Having gushed effusively about Leroy Hood, I’d like to turn to the China part of the conference. First, through, one last note about Hood. He had three messages for the Chinese:
- Everything he’s ever done that was important (including current work) has been met with great resistance.
- It’s not too late to get in on the ground floor of systems biology.
- They could be big, big players in the future of medical science and manufacturing (remember those PDAs he predicts will make 10,000 measurements in one drop of blood?).
The thing I most regretted on arrival at the meeting was that I didn’t have my pal and fellow FI Center member, June Chen, along. She would have been in her element: lots of Chinese people to talk to. And it would have been great for the ACS. How better to introduce a new organization than with a native speaker?
The conference consisted mainly of presentations by Chinese ex-patriot scientists or biotech executives living in the US and of presentations by the heads of Chinese universities, hospitals or ministries. There was an uncommon amount of comedic scrambling by AV kids to get computer cables untangled for PowerPoint presentations. There were assistants from Nature, the university, even the audience, mounting the stage frequently to help dignified, elder university heads get back on track with their PowerPoints without having them loose too much face.
Distractions aside, the speeches painted a picture about what’s happening with respect to Chinese biotechnology and medicine I’d tend to boil down into two lists, one pro and one con.

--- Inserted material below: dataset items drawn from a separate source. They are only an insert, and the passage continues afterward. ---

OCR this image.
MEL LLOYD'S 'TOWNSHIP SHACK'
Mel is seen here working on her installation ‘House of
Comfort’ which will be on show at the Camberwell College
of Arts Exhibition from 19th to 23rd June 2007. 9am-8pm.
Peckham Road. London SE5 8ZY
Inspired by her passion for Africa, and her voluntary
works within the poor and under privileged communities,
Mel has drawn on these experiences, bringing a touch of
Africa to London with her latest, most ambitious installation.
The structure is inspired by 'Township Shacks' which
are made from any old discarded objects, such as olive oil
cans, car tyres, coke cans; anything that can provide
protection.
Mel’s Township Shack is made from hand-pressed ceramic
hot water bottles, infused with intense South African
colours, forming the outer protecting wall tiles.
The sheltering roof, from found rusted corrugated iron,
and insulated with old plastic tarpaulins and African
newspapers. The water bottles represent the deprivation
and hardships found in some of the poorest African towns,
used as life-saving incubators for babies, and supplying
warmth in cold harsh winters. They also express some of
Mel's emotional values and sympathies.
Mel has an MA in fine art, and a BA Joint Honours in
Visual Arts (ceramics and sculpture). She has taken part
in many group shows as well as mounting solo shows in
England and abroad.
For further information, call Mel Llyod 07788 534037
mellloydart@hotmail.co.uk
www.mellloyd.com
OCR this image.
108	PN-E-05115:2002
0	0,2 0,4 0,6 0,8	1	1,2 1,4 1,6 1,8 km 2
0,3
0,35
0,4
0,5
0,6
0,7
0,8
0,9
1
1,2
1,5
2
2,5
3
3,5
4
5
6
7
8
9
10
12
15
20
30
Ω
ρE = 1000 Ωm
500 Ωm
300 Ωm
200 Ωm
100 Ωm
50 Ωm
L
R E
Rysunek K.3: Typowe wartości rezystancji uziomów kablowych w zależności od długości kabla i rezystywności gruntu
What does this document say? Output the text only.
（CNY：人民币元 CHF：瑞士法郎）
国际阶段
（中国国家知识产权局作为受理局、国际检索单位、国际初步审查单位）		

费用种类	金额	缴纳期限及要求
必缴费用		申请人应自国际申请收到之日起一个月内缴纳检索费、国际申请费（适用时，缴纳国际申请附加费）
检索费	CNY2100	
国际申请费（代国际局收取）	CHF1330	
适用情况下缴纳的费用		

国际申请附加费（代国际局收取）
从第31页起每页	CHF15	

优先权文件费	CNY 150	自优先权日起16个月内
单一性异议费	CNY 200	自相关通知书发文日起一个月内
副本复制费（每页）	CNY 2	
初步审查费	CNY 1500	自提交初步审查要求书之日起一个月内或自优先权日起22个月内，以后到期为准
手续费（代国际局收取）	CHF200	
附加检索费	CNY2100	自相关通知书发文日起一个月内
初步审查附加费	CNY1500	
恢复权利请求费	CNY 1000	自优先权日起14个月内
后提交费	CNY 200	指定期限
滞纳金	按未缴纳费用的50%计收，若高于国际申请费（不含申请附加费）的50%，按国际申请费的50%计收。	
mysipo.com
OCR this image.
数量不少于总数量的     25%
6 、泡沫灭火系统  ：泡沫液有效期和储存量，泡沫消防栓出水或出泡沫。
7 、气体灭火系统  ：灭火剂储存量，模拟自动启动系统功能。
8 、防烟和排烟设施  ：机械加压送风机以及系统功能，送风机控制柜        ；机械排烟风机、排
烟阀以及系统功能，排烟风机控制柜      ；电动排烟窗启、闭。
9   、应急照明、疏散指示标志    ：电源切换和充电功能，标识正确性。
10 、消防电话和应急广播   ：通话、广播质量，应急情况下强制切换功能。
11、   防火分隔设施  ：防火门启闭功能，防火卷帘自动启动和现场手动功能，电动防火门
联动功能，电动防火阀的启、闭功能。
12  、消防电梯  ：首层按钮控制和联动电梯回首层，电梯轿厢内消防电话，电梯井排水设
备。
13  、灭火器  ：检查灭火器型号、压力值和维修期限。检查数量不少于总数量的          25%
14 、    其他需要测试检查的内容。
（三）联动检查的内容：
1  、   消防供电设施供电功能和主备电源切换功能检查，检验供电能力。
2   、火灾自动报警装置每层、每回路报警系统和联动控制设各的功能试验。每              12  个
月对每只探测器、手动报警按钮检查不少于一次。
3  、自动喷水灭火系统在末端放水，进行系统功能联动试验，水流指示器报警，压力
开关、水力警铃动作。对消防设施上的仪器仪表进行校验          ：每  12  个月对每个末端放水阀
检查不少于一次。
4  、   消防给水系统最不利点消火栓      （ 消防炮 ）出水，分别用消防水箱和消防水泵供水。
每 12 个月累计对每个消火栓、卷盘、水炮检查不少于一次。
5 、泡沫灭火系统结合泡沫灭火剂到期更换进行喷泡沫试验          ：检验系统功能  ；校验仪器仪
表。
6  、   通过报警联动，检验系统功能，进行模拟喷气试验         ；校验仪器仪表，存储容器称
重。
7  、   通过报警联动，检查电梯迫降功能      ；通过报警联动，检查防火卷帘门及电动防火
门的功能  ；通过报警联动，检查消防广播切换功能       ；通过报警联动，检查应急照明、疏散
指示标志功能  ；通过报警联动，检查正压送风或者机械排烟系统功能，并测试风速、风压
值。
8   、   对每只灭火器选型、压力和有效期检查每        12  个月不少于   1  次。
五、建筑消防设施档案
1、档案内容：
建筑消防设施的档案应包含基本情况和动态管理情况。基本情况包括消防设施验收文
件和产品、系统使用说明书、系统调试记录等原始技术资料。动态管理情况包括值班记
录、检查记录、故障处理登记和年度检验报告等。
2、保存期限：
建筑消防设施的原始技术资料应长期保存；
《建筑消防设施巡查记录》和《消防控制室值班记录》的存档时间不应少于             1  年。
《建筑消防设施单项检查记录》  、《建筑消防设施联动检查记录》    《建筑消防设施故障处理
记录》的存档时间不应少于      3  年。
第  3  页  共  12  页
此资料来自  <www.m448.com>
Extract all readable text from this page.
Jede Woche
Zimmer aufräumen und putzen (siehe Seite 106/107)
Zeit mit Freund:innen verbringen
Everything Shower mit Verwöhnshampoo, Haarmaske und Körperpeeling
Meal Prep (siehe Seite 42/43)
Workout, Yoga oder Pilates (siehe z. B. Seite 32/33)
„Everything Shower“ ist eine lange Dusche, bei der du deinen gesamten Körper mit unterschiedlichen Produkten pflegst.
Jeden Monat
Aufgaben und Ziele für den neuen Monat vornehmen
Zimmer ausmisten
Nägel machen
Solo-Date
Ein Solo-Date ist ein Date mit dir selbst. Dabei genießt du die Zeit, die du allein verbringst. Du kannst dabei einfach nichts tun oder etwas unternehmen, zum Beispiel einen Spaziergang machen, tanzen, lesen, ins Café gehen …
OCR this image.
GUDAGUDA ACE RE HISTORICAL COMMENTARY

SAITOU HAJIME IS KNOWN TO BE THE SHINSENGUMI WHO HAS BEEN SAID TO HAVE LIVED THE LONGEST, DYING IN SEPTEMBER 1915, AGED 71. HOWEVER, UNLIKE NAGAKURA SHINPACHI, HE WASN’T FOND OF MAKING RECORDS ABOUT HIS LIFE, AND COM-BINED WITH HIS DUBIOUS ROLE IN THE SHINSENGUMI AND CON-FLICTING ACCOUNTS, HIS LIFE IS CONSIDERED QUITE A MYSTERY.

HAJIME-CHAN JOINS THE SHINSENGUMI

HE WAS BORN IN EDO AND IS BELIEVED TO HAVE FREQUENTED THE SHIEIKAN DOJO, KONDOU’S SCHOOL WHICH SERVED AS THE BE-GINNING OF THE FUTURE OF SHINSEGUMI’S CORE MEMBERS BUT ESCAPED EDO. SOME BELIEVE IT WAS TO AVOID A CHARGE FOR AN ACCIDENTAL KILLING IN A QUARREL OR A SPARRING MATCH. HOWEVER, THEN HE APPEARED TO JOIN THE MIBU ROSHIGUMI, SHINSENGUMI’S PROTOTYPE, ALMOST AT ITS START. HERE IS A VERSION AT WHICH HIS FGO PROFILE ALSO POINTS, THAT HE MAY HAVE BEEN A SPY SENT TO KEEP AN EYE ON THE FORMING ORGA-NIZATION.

- A lot of reform is going on in China regarding business laws, bureaucracy, property protection, transparency of deals, and other areas.
- The Chinese are investing a lot of money in new scientific research institutes, facilities, and equipment.
- They are trying to change things to make practicing science in China more attractive to their “best and brightest.”
- They have a very large reservoir of talented, well-educated students and the reservoir is still growing.
- They are using ex-pats from the US and elsewhere to show them how to set up new institutes.
- Their economy is booming to support new developments, and it is a huge market for products in itself.
- Their existing hospital and university systems provide a good infrastructure for drug development testing.
- They still have a long way to go with reform.
- There is still a lot of bureaucracy.
- Old institutions still operate by old traditions rather than science merit.
- It is still a “political economy,” i.e., often it’s not possible to separate their political values from economic processes.
- It’s difficult to generate the right “environment” for quality scientific research.
Indeed, it’s a couple of cultural things are really interesting challenges. For one, the overall Chinese society calls for respect for elders, deference to those in authority, not challenging the ideas of superiors, and so on. This is not an attitude that works well to stimulate creative science. Many scientists would say it’s the iconoclastic, competitive, almost heretical attitude toward established ideas and their holders that boils the pot of scientific innovation in the US and other successful nations. The tolerance of challenges, the climate of questioning without risk of disgrace are the “secret sauce” that enable great learning and creative environments, and it’s part of the overall culture that’s key. It’s not really very possible to tolerate challenge of authority in the isolated context of a lab or university if it isn’t reinforced in society as a whole. That’s not possible in China, and they know it’s hampering their efforts to produce competitive science. Some institutes are trying to create an environment supportive of innovation, but it’s not easy.
The Chinese speakers said, however, that you will find a very different attitude about this matter of deference between the “older” generation and the young in China. Do I hear the distant thunder of social turmoil?
The other cultural thing that got my attention is the flat declaration that, in China, relationships come before other practices in business. You have to create and maintain good personal relationships before business can work smoothly. The “deal is done” when they shake on it, not necessarily when the contract is signed. Evidently, in China “a man’s word” is still his bond. Imagine that! In the US we never do any business on a handshake and a promise. A man’s word is nearly worthless. Man, them comm-u-nists are naïve!